Asylum seeker left without HIV medication for days while detained by Home Office
The British government failed to put in place crucial systems to protect detained asylum seekers living with HIV, a High Court judge has ruled.
A Congolese man, 28, went without antiretroviral medication for three days after being detained by officials from the Home Office, the government department responsible for migration and security.
In denying the man, known as CSM, life-saving medication, the Home Office breached article three of the European Convention of Human Rights, which protects against “inhuman or degrading treatment”, the High Court of Justice ruled Friday (30 July).
According to i, CMS was detained at the Harmondsworth Immigration Removal Centre, the largest detention facility in Europe, in 2019. Staff, however, were unable to secure his medication at midnight 9 August.

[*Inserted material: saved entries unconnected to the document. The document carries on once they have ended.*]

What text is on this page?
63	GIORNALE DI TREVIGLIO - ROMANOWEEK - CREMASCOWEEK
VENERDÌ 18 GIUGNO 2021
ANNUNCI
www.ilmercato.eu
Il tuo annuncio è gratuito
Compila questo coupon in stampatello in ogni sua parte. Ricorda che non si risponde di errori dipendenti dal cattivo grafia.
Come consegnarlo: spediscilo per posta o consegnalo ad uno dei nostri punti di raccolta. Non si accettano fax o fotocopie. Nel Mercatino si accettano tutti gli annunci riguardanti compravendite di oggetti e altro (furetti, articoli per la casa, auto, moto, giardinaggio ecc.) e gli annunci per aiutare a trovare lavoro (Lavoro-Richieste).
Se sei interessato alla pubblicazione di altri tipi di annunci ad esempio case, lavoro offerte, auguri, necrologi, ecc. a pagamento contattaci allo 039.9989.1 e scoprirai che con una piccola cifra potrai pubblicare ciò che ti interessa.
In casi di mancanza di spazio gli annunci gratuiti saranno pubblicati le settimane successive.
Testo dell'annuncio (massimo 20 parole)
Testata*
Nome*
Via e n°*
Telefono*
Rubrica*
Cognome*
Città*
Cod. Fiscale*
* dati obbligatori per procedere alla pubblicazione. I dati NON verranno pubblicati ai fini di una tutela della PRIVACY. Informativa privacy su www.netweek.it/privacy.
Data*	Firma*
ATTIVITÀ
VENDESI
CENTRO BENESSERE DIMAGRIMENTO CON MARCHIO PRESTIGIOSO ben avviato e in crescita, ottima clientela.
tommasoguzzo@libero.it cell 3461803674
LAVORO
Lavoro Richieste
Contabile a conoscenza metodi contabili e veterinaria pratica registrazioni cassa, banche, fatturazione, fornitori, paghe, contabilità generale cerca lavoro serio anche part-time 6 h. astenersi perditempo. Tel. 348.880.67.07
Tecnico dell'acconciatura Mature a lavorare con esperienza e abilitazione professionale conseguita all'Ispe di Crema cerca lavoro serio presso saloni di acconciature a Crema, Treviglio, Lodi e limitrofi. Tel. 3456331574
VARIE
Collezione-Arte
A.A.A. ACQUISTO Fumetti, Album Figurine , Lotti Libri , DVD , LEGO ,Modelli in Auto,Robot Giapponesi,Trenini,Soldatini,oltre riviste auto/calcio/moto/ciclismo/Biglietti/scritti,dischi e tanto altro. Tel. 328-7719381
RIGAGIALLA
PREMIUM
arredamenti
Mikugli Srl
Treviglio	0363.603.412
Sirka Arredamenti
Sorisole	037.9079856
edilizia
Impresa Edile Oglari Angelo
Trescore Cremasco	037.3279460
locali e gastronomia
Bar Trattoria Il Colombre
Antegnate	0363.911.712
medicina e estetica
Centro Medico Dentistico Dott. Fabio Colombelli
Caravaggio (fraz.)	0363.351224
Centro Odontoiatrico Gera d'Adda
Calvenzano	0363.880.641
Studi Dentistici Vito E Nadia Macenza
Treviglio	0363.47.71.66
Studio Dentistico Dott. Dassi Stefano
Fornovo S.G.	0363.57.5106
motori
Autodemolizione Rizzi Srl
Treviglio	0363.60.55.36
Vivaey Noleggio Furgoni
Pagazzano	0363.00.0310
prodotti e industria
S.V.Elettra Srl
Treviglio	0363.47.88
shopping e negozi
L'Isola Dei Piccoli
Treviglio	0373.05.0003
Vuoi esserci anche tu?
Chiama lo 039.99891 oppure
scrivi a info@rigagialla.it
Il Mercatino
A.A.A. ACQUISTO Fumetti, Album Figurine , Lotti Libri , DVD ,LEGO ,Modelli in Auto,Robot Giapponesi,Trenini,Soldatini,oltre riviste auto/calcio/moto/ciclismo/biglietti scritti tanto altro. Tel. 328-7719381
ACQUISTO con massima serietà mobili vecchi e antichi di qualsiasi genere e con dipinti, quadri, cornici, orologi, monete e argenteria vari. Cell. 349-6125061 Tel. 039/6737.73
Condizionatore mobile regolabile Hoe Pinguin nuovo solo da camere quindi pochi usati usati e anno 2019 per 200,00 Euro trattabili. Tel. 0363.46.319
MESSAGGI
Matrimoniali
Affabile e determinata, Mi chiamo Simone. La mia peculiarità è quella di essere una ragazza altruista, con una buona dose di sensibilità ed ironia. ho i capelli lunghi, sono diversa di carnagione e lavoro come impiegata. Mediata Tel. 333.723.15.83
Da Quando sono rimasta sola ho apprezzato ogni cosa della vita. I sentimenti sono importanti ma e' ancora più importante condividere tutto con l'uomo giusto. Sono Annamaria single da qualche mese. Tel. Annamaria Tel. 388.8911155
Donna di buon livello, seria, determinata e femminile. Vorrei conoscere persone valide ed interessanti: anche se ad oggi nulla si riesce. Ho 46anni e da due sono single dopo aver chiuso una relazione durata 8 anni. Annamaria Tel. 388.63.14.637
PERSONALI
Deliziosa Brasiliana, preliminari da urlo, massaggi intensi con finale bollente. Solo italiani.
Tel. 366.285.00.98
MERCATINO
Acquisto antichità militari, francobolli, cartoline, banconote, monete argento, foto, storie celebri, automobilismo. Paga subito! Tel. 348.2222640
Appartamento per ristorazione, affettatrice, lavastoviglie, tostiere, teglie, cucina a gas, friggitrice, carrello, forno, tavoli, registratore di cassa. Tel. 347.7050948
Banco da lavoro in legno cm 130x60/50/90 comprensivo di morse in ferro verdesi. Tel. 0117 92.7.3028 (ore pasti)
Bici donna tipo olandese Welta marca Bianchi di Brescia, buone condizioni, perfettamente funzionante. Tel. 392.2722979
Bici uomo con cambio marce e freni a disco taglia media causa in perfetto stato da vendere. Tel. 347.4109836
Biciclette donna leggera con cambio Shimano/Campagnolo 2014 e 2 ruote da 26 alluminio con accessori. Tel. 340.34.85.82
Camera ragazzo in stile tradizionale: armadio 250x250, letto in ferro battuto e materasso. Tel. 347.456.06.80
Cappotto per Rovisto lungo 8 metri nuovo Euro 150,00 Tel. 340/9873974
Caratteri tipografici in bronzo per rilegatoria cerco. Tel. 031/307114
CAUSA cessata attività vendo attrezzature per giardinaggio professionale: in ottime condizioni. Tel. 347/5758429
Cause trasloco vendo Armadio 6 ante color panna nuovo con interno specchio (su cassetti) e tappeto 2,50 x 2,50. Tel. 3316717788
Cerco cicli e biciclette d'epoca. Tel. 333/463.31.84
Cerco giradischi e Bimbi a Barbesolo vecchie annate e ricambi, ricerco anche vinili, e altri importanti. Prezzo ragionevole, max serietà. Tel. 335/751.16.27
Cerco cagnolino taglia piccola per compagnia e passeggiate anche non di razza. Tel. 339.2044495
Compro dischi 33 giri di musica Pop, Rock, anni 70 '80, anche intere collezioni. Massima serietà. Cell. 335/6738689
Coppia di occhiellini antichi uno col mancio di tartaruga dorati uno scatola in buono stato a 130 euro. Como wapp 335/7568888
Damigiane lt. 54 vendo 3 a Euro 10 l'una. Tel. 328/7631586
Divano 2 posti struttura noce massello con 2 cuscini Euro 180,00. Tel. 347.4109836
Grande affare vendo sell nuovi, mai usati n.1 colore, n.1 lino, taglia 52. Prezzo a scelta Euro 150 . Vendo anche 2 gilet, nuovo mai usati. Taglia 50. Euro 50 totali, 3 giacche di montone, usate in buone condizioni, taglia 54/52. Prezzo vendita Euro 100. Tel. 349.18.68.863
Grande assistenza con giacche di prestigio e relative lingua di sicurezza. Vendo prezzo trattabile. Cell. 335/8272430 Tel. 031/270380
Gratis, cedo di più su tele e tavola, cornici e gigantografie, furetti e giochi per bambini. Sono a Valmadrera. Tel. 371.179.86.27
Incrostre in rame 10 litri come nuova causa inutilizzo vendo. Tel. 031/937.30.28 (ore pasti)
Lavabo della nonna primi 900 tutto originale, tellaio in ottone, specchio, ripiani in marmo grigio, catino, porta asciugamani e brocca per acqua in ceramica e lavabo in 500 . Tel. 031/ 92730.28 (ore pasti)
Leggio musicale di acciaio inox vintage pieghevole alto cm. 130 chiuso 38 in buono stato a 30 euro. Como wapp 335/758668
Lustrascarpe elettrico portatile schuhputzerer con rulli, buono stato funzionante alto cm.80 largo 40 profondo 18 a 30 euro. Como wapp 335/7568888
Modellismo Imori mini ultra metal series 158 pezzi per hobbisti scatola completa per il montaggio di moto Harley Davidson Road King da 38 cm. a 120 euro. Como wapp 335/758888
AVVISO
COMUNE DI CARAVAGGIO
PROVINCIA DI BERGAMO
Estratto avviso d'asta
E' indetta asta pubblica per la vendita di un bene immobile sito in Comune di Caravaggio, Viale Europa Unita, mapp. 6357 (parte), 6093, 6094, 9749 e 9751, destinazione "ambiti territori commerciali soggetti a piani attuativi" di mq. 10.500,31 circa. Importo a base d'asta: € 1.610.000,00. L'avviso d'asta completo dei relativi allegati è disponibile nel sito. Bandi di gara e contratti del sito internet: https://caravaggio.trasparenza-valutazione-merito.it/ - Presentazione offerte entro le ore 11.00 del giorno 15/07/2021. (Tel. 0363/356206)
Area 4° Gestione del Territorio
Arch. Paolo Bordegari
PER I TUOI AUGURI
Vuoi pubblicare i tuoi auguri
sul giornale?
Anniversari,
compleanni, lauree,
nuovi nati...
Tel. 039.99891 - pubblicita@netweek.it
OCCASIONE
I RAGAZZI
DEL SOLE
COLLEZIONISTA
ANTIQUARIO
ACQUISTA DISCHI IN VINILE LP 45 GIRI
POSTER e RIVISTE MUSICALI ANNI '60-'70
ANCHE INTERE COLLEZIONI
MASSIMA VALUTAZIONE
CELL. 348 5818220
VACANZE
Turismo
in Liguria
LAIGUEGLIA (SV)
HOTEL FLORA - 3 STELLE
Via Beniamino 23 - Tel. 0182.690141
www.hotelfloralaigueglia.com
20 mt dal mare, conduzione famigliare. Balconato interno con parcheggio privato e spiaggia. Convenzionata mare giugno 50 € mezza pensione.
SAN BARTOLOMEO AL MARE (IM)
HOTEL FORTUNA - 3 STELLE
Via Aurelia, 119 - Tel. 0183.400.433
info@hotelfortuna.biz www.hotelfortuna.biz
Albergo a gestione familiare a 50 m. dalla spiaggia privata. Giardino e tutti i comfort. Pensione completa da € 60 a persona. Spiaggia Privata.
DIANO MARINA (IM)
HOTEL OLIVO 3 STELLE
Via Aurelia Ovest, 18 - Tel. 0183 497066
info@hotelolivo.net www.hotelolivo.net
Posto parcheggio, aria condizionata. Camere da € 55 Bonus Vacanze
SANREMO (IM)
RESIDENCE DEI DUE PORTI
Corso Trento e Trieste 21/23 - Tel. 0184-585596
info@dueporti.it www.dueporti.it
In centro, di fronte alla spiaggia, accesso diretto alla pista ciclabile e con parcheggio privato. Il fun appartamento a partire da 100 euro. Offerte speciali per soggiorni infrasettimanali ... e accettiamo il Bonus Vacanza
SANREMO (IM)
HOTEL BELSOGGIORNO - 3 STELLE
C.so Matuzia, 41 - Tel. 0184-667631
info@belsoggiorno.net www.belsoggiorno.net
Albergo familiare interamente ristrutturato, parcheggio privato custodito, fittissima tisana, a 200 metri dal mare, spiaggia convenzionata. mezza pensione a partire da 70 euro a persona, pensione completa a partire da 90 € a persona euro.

It wasn’t until at around 4pm 11 August that he was finally given his treatment – meaning he went more than three days without a dose.
This is dangerous for CSM, whose condition means he has to take medication at the same time each day to stop the virus from “rebounding” and his T cells, a type of immune cell, from dropping.
‘Brave’ asylum seeker living with HIV wins landmark victory against Home Office
First diagnosed with HIV as a child, CSM arrived in Britain in 1996 before being deported to the Democratic Republic of the Congo in 2017. He had been jailed for attempted robbery and possession of a firearm.
CSM later claimed asylum – he was tortured in the country, he said – and attended a screening interview with immigration officials on 8 August.
Everyone in Britain is entitled to free HIV treatment regardless of their immigration status. Asylum seekers are entitled to free treatment on the NHS.
But at a June hearing, CSM’s attorneys argued that the Home Office breached ECHR article three.
Immigration officials, Christ Buttler QC said, “knew or should have known that the claimant was at a real and immediate risk of harm in the absence of antiretroviral medication”.
Justice Bourne ruled that the department had failed to have a “sufficient system” in place to care for detained asylum seekers living with HIV.
“Healthcare staff in the present case did not apply their training and there is no sign of any relevant training being provided to immigration officers,” he said.
He also ruled that the Home Office unlawfully failed “to take all reasonable steps to avoid a real and immediate risk of harm to the claimant by timeously administering HIV medication”.
Confusion was sown, he said, concerning guidance “created specifically for immigration detention, with input from the Home Office” published by the British HIV Association.
Staffers were unsure whether the guidance was Home Office policy or not, which was “unedifying to say the least” to Bourne.
The Home Office, in line with the ruling, is to consider how it can ensure detained asylum seekers have access to HIV treatments and know how important it is for them.
“We take the welfare of those in our care extremely seriously,” a Home Office spokesperson told the newspaper.
“All Immigration Removal Centres have dedicated healthcare facilities run by doctors and nurses providing 24/7 care.”
For CSM, the victory is “a stunning indictment [of] further failings within the immigration detention estate”, his lawyer, Jamie Bell, said in a statement.
“By bravely bringing this challenge,” he said, “CSM has uncovered a system that is not fit to operate or care for vulnerable persons.”